***
18 января 2022 г. в 19:02
И в самый рассвет феминизма, когда только ленивая не кричала про свои права, Леша показывал мне, что любовь всегда важнее. Что ради любимого можно делать многое, а еще что можно ошибаться. Как в ночь возле клуба, когда встречался с парнями.
Первый месяц сжег меня в злости. Месяцы после него наполнены тоской. Тоской, что пустила наружу споры. Тоску, что отравила меня. Но в начале. Самом начале был азарт.
Состязание в уме, оценках, чья струя на стенке будет выше.
Когда на парах мы оказывались сидящими напротив, я снова упражнялась в остроумии, а он кратко излагал суть, метая в меня ножи. В его глазах я видела спокойную уверенность замерзшего Байкала. И ожидание. Придет весна. Лед треснет.
— Алексеев, ты лучше меня знаешь, что я не сдамся, — в запале выпаливала я, а он улыбался.

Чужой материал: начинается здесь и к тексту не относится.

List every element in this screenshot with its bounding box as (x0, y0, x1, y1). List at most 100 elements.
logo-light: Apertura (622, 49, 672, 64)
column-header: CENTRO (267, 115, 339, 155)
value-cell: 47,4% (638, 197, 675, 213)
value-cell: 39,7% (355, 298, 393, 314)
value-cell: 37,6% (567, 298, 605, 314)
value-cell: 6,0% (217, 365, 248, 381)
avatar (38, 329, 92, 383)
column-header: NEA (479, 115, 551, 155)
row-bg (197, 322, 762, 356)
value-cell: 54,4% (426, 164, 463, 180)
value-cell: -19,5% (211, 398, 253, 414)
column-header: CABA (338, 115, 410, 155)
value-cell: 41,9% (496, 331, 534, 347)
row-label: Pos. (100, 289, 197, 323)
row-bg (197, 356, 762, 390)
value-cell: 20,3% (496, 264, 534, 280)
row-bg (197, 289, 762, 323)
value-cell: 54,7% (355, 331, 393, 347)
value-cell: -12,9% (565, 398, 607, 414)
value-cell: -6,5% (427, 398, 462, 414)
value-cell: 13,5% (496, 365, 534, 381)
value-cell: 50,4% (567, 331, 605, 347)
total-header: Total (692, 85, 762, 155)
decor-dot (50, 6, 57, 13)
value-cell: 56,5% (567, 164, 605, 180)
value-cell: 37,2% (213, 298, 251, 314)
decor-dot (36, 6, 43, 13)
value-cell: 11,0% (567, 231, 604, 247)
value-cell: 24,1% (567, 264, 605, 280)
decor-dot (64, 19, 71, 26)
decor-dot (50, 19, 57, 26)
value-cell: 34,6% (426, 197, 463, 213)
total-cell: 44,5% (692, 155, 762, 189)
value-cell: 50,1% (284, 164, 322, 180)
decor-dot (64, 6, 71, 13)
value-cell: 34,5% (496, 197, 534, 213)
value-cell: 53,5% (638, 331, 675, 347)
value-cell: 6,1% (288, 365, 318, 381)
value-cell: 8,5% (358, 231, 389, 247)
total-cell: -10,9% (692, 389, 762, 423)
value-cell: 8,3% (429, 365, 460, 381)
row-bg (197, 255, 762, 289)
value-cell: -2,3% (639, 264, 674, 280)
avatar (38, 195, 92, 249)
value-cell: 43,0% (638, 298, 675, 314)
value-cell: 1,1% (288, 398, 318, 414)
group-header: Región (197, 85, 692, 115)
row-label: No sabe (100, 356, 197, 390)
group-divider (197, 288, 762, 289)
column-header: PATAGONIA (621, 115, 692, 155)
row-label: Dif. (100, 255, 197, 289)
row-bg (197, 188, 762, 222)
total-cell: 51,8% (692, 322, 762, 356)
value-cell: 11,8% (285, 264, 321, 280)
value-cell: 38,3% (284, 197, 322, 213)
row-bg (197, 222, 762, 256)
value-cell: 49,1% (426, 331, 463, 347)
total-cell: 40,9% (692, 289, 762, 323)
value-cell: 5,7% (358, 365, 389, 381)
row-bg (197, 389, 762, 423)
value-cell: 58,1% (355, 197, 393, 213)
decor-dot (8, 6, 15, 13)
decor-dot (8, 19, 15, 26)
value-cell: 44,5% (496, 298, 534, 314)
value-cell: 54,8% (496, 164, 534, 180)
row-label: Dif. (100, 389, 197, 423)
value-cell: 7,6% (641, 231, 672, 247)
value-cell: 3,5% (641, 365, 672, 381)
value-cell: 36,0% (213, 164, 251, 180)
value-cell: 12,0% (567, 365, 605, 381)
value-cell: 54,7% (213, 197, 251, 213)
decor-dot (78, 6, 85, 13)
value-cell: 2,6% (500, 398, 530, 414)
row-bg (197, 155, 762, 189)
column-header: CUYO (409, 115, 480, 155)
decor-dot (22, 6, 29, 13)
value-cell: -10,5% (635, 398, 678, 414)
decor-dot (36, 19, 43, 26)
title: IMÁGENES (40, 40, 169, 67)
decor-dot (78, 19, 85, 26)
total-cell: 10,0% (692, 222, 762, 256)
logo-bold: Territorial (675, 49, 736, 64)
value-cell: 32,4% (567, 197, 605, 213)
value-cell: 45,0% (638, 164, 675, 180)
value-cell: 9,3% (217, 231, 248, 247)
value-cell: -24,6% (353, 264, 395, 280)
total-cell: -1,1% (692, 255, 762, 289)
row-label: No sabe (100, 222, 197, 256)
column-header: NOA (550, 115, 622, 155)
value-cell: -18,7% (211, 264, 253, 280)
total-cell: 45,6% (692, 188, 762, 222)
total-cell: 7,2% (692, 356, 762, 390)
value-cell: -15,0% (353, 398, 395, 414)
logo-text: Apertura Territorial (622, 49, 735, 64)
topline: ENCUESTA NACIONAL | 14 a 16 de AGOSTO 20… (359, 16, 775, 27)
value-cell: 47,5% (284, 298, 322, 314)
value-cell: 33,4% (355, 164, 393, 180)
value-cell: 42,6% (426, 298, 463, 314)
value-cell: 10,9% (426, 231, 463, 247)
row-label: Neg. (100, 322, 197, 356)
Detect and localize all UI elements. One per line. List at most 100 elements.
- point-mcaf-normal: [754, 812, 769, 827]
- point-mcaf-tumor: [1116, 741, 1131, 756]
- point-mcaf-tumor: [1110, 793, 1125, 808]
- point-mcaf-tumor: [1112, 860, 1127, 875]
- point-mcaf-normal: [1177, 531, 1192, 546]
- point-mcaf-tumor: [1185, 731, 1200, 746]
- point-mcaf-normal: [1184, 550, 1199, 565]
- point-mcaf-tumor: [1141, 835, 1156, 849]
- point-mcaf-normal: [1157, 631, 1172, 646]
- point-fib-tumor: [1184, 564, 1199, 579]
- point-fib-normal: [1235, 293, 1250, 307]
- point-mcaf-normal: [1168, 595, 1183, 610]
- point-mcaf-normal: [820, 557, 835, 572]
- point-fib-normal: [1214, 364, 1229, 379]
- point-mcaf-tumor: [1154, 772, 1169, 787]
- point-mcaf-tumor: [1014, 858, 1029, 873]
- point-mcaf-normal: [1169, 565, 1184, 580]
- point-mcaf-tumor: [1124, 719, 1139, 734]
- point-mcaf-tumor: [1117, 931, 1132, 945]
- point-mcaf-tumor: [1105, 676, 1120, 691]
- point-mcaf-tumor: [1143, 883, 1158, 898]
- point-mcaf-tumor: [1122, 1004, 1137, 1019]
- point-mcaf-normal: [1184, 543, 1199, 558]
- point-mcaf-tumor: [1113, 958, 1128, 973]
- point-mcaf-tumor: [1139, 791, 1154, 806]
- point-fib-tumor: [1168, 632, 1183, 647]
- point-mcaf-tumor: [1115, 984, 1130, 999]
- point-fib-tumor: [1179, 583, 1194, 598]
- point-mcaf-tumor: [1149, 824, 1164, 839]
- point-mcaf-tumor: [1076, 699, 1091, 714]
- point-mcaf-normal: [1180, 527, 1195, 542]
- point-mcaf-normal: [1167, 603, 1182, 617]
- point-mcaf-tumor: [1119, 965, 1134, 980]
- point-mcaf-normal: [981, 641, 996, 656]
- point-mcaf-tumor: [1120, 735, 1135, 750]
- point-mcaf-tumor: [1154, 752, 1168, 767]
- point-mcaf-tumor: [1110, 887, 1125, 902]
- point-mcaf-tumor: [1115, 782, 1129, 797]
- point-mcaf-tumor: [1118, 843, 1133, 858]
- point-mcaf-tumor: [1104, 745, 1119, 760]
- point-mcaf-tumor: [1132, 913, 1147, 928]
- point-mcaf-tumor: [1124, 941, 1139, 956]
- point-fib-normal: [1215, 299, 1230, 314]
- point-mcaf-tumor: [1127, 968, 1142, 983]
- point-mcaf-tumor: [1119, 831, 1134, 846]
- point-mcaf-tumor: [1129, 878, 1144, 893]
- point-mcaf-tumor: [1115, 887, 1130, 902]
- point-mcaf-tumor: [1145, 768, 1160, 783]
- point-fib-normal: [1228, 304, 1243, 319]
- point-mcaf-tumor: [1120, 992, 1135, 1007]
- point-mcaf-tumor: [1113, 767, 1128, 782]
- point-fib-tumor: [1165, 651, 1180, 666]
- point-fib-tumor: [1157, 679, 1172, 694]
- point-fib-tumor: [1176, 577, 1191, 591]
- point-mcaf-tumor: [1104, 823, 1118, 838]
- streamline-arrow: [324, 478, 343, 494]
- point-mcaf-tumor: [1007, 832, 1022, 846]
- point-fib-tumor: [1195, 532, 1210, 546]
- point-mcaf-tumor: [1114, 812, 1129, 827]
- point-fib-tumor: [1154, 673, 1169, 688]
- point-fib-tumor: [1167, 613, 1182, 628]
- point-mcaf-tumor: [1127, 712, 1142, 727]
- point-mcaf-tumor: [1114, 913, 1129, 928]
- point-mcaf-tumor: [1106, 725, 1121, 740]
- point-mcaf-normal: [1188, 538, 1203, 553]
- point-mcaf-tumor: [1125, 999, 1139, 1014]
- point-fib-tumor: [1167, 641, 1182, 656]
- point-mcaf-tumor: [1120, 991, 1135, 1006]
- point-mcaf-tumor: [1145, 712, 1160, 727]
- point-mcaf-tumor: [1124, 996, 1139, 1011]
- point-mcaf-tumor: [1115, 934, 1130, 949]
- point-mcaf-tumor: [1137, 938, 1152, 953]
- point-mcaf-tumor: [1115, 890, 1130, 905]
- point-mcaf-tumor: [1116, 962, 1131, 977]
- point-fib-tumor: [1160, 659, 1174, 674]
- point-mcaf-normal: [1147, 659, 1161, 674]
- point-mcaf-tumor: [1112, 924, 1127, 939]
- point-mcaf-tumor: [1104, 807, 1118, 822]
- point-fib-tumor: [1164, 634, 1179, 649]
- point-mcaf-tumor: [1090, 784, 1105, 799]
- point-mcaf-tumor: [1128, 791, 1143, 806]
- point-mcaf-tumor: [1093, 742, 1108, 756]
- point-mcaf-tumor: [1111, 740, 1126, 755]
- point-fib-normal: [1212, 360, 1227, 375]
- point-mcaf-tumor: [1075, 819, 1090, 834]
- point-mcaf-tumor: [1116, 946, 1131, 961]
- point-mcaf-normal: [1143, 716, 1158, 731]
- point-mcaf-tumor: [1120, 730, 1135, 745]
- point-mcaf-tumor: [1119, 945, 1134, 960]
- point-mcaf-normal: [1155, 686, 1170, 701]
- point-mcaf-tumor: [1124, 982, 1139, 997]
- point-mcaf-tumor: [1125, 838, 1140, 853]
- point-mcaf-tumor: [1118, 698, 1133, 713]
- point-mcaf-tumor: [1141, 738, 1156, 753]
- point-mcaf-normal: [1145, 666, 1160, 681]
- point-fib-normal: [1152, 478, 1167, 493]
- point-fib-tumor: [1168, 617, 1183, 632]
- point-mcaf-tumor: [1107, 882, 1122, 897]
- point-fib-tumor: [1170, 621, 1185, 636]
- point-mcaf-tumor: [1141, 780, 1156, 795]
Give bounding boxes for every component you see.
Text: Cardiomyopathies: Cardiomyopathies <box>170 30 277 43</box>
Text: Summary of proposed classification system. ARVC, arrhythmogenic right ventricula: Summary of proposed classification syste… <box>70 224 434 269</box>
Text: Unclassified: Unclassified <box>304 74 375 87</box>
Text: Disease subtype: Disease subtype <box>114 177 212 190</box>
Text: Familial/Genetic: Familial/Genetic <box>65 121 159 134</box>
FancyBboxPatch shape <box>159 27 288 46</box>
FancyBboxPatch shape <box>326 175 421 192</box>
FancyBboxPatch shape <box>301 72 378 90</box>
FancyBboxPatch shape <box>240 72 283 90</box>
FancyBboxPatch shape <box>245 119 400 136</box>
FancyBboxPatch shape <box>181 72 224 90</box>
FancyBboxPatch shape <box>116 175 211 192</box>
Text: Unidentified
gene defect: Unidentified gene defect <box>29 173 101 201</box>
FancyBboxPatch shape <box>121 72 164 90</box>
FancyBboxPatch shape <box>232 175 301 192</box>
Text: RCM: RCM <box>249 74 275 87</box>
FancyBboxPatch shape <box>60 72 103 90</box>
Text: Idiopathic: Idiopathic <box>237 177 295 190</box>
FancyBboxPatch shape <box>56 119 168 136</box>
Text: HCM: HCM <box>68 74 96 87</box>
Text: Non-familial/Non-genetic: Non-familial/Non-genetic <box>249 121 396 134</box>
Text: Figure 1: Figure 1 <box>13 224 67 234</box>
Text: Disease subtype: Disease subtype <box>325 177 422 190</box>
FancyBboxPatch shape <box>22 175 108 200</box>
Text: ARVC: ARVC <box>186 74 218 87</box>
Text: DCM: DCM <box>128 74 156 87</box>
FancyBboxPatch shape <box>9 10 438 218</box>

— Ну хоть где-то признаешь, что я лучше.
В эти моменты мои глаза видели мой мозг. Дважды. Потому что закатывались и застревали.
Первая практика, когда мы выехали за город. И первые мысли, что злюсь я компенсируя. Злюсь, что не могу сказать о своих чувствах.
— Если ты не любишь плов, могу поменяться на свой суп, — после жаркой экспедиции по полю, я вяло ковыряла обед. Отвратительный повар. Отвратительные шашни у Леши с Владимирской. Здесь уже хватало интеллекта осознать простую истину — зависть.
Не было понятным, хотела я быть вместо Леши или вместо Владимирской.
Их отношения это самое трогательное и сердцещемящее, что я видела до того момента. Мне казалось и до, и после, что я так не смогу. Не смогу отдавать всю себя, кутать нежностью и лаской, как Владимирская. Даже, когда он пришел к ней в последний раз, как любовник. Когда мы уже были вместе, она в любовью коснулась его щеки и сказала:
— Будьте счастливы.
Когда же я пришла к Лизе с разрывом, в меня полетела кровать, бесчестные слова и проклятья.
Почти четыре года счастья. Горестей и мудрости, что дал он мне. Казалось, внутри него жила очень старая душа. Он родился мудрым. С каждой нашей ссорой он учил меня. Слушал меня. Не оставлял одну. Был без сил. Но я узнала, что ссора не равно конец. Ссора есть запятая.
— Я не спрашивал, — начал он, когда готовил завтрак. Бесконечное количество завтраков, даже если это был просто кофе. — Как ты относишься к браку? Не в сферическом вакууме. А конкретно для нас?
— Сейчас? — голос дал петуха.
— Ага, — а в глазах свет. Он знал, что весна наступит. Я не знала, что глаза цвета льда похитят мое сердце.
Я не знала, что после его смерти замерзнет для меня всё. Я не хотела этого.
Глупая случайность. Глупая храбрость.
— Он сделал то, что сделал бы в любом случае — говорила она, когда меня в очередной раз била истерика.
И она последний человек, кого ждала.
— Тебе пора к Юрию, — говорила она и держала за руку по дороге к психологу.
Она первая, кто начал говорить со мной. Кто просто слушал, когда мой голос обретал силу.
Она находила меня среди разгромленной кухни. Забирала зажигалку, когда я хотела поднести к бензину на полу.
С ней психолог долго разговаривал, когда я начинала терапию. И она же ответила на незаданный вопрос:
— В этой квартире его не было.
Спустя года странно вспоминать, что я не знала на месте кого хочу быть: любить или быть любимой.
Пламя свечей дергается, когда она входит в комнату. В отношениях приятно, что не всегда нужно видеть партнера, чтобы знать: она улыбается.
— Кто-то почти уснул.
Свечи гаснут. Я кутаюсь в объятиях, что вернули меня к жизни.
Любовь всегда сложно. А мне хорошо по обе стороны этой реки.